Analytics Define Digital Signage Value and Growth Potential

February 22, 2012

Investment only goes into media that is measured and which, through analytics, can illustrate that it will deliver intended business, communications and marketing goals.

When the retailer Wannamaker uttered in the 1920’s: “Half my advertising is a waste, I just don’t know which half;” it was a call to action by every communications medium to validate its value, particularly relative to competing and alternative media.

A presenter at a recent advertising conference exclaimed, “Marketing and advertising are terrific – because nobody knows when you are making a mistake. And without analytics – nobody will ever know!”

Today, investment only goes into media that is measured and which, through analytics, can illustrate that it will deliver intended business, communications and marketing goals.

Technologies are the rocket, content is the fuel and analytics are the guidance system of digital signage, as I outline in my new whitepaper titled “Digital Place-based Media ROI Analysis - Defining Value,” available for free download.

Predictive models based on “if-then” scenarios supported by valid viewership and past performance metrics are the analytics domain of today and the “coin of the media” realm.
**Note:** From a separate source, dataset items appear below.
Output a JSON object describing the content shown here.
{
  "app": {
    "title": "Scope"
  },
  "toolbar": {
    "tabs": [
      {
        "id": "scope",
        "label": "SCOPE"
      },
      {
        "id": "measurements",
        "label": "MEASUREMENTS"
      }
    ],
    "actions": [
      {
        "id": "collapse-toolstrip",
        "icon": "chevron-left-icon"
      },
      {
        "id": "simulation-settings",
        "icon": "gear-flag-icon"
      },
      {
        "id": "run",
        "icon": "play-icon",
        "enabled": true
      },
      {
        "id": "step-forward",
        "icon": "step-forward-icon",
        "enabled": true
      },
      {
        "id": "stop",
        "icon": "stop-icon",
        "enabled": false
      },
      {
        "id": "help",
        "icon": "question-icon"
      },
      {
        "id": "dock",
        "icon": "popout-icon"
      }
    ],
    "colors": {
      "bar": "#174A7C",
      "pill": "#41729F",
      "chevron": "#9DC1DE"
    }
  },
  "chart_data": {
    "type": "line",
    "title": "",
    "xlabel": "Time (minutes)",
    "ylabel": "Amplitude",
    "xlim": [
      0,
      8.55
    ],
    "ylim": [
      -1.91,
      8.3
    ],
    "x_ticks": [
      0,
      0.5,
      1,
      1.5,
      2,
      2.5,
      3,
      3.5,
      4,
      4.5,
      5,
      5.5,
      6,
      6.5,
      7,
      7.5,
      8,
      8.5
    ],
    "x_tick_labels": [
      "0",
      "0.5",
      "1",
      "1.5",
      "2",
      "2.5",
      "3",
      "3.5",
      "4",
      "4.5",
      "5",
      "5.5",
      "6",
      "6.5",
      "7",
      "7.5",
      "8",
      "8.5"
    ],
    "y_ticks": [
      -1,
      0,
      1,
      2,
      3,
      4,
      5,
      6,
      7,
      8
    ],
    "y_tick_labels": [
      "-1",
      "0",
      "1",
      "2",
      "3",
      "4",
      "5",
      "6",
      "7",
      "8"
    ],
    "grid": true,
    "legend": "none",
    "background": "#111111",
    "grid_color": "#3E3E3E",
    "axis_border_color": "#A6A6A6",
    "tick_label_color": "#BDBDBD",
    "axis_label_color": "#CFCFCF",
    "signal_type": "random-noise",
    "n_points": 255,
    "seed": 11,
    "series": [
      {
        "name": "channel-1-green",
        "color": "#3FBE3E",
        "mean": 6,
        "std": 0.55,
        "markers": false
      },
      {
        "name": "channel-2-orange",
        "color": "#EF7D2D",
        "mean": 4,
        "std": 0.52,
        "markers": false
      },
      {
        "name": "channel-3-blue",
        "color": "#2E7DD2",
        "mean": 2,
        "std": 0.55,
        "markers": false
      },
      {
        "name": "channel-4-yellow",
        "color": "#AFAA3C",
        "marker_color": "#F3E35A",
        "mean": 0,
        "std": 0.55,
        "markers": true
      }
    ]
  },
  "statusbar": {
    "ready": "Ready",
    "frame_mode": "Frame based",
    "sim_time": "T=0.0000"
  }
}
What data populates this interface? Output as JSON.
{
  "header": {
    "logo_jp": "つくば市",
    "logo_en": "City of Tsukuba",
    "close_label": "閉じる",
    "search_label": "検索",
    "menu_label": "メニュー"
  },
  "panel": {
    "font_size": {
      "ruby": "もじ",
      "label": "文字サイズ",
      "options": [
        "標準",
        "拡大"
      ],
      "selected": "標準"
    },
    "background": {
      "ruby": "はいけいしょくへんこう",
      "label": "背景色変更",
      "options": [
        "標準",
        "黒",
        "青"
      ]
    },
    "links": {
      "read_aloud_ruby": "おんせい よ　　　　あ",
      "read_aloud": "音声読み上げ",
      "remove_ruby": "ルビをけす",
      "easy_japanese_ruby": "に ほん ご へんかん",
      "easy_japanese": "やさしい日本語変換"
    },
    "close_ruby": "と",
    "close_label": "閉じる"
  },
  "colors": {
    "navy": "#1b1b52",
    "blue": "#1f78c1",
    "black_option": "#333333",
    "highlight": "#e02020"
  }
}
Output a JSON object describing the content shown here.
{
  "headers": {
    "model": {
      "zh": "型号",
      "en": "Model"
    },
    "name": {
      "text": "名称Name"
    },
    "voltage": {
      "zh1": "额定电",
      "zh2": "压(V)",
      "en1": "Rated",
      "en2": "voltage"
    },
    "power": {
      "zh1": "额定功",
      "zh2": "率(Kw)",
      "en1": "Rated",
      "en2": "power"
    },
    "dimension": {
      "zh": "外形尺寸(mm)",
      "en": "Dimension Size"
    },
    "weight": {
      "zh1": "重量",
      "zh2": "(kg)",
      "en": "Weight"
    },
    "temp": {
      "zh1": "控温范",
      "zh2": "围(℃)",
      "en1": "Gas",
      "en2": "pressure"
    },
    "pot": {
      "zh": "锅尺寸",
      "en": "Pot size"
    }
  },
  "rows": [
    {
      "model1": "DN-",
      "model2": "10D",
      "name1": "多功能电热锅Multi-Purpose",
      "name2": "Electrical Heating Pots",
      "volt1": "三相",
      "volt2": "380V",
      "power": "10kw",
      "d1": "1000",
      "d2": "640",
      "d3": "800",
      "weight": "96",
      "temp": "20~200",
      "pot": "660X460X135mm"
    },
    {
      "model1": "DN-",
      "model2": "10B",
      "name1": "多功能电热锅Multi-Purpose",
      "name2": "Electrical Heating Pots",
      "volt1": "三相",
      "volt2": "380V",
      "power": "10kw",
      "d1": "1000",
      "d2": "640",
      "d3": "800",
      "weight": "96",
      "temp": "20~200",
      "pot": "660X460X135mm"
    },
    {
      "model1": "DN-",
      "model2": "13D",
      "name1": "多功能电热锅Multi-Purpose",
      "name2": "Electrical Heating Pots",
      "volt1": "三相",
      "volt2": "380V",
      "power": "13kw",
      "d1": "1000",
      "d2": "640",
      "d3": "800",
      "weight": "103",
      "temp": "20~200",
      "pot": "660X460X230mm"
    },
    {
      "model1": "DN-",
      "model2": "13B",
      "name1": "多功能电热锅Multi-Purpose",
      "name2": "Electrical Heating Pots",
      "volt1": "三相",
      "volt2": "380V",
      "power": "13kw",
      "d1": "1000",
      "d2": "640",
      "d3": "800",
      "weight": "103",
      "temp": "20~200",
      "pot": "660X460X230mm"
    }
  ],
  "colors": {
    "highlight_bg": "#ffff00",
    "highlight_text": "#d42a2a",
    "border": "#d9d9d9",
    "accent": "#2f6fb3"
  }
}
Data sciences will continue to grow in the “Moneyball” world of media options, and fickle, elusive consumer, as well as uncertain paths to purchase and information access.

The well-established advertising planning and placement approaches have long been supported by viewership metrics that are validated by respected and independent audit bureaus, and are consistent in terminology and reporting approaches.

More mature media sectors, such as TV, Cable and publishing, are reinforcing their merit by using analytics to better describe, understand, connect with and target viewers. Aside from more highly targeted advertising, the ability to serve ads based on program viewing or viewing patterns is increasing. While some argue that broadcast metrics may be inaccurate, the point is made that at least these metrics are equally inaccurate across the platform, and advertising rates reflect relative values.

Digital media approaches have the inherent benefit of being able to capture engagement data with 100 percent accuracy, and in a manner that enables dashboard reporting and rapid investment adjustment to maximize value.

Social media, which aims to connect communicators with communities of interest, can benefit from online browsing and transaction data to help drive targeted advertising, editorial or “advertorial” messaging.

Mobile media, which aims to reach the audience of one or into peer groups by influencing an individual, also has the benefit of digital traffic counting.

Digital place-based media, which sits on the communications continuum as an out-of-home, high-reach, broadcast-type media, and a location-based, high-engagement media, is compelled to deliver metrics for decision support that meet advertiser, end user and investment requirements.

To not do so is to disqualify digital place-based as the valid and powerful medium that it is.

It is to some extent unfortunate that digital place-based does indeed deliver high value when applied even reasonably well. The fact that humans notice the motion of video or animated messages on displays that are prominently placed at points where people have a heightened awareness of their surroundings (i.e., shopping, travel, gathering, work and study) means that messages are noticed, and when relevant are “ingested,” with action being taken on compelling or influential content.

Outcomes can be seen as “good enough” and seductively, little attention is then given to performance improvement. Herein lies the opportunity cost of not using analytics.